“Prevaricação, advocacia administrativa, violação de sigilo funcional, crime de responsabilidade e improbidade administrativa”. Essa é a lista de crimes e ações administrativas ilegais que o suposto auxílio da Agência Brasileira de Inteligência (ABIN) à defesa do senador Flavio Bolsonaro, filho do presidente da República, pode acarretar, na opinião da ministra do Supremo Tribunal Federal (STF), Carmem Lúcia, que mandou que o Procurador-Geral da República, Augusto Aras, saísse de sua inércia para investigar o caso.
Aras havia considerado “grave” a denúncia do repórter Guilherme Amado, da revista Época, confirmada por outros órgãos de imprensa, mas disse que não era possível tomar providências, pois não havia provas. Foi o que a ministra Carmem Lucia mandou que fizesse: investigar para tentar descobrir tais provas, ou demonstrar que a denúncia é inepta.
A situação é muito grave, as próprias advogadas de defesa do senador Flavio confirmaram que receberam dois relatórios sobre como atuar na tentativa de invalidar as provas conseguidas pelo Ministério Público do Rio sobre a “rachadinha” no gabinete de Flavio da Assembléia Legislativa do Rio de Janeiro, coordenada pelo notório Fabricio Queiroz.
Elas alegam que não seguiram nenhuma das sugestões, pois estariam fora de sua capacidade de intervenção. Da mesma maneira que o ministro-chefe do Gabinete de Segurança Institucional (GSI), General Augusto Heleno, admitiu que participou de uma reunião no gabinete do presidente Bolsonaro no Palácio do Planalto, ao lado do diretor-geral da Abin, delegado Alexandre Ramagem, e das advogadas de Flávio Bolsonaro para tratar do assunto.

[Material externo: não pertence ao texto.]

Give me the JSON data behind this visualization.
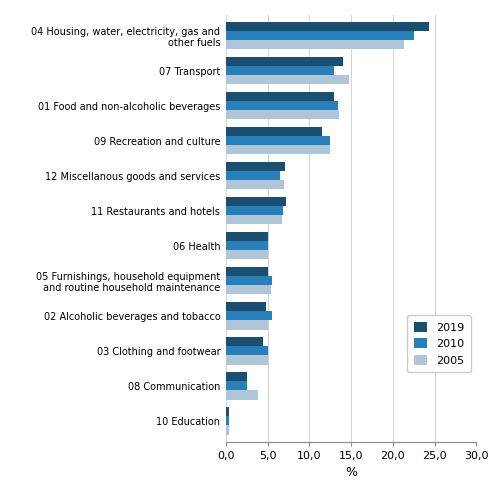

Segundo Heleno, como o assunto não dizia respeito à segurança institucional, como achava anteriormente, mandou que não se fizesse nada. O General Heleno e o delegado Ramagem, assim como as advogadas do senador Flavio, agiram como o ex-presidente dos Estados Unidos Bill Clinton, que admitiu que fumou maconha, mas garantiu que não tragou.
De acordo com a revista eletrônica Crusoé, os relatórios partiram do delegado Marcelo Bormevet, apelidado de “homem do capitão” devido à proximidade com Jair Bolsonaro desde que participou, com Ramagem, da segurança pessoal do então candidato eleito. Uma reunião com órgãos de inteligência governamental para tratar de problemas legais do filho do presidente é, no mínimo, desvio de finalidade e improbidade administrativa.
Um dos documentos, conseguido pela Época e confirmados por outras publicações, tinha um título explícito: “defender FB [Flávio Bolsonaro] no caso Alerj, demonstrando a nulidade processual resultante de acessos imotivados aos dados fiscais de FB”. A sugestão que as advogadas comentam que estava fora de seus controles se referia à substituição de “postos”, provavelmente da Receita Federal, lembrando que desde 2019 haviam sugerido esse procedimento: “Permanece o entendimento de que a melhor linha de ação para tratar o assunto FB e principalmente o interesse público é substituir os postos conforme relatório anterior.
Se a sugestão de 2019 tivesse sido adotada, nada disso estaria acontecendo, todos os envolvidos teriam sido trocados com pouca repercussão em processo interno na RFB [Receita Federal]”.
As investigações do Procurador-Geral Augusto Aras não serão difíceis. Basta que ele requisite às advogadas cópias dos relatórios que elas confirmam ter recebido. A gravidade da situação já levou a que a palavra “impeachment” volte a circular no Congresso, e deu tons mais dramáticos à sucessão da presidência da Câmara dos Deputados, que é quem dá início a um processo desse tipo. O atual presidente, Rodrigo Maia, tem mais de 30 pedidos de abertura do processo de impeachment contra o presidente, nenhum tão grave e consubstanciado quanto este, que o futuro presidente da Câmara terá certamente que avaliar.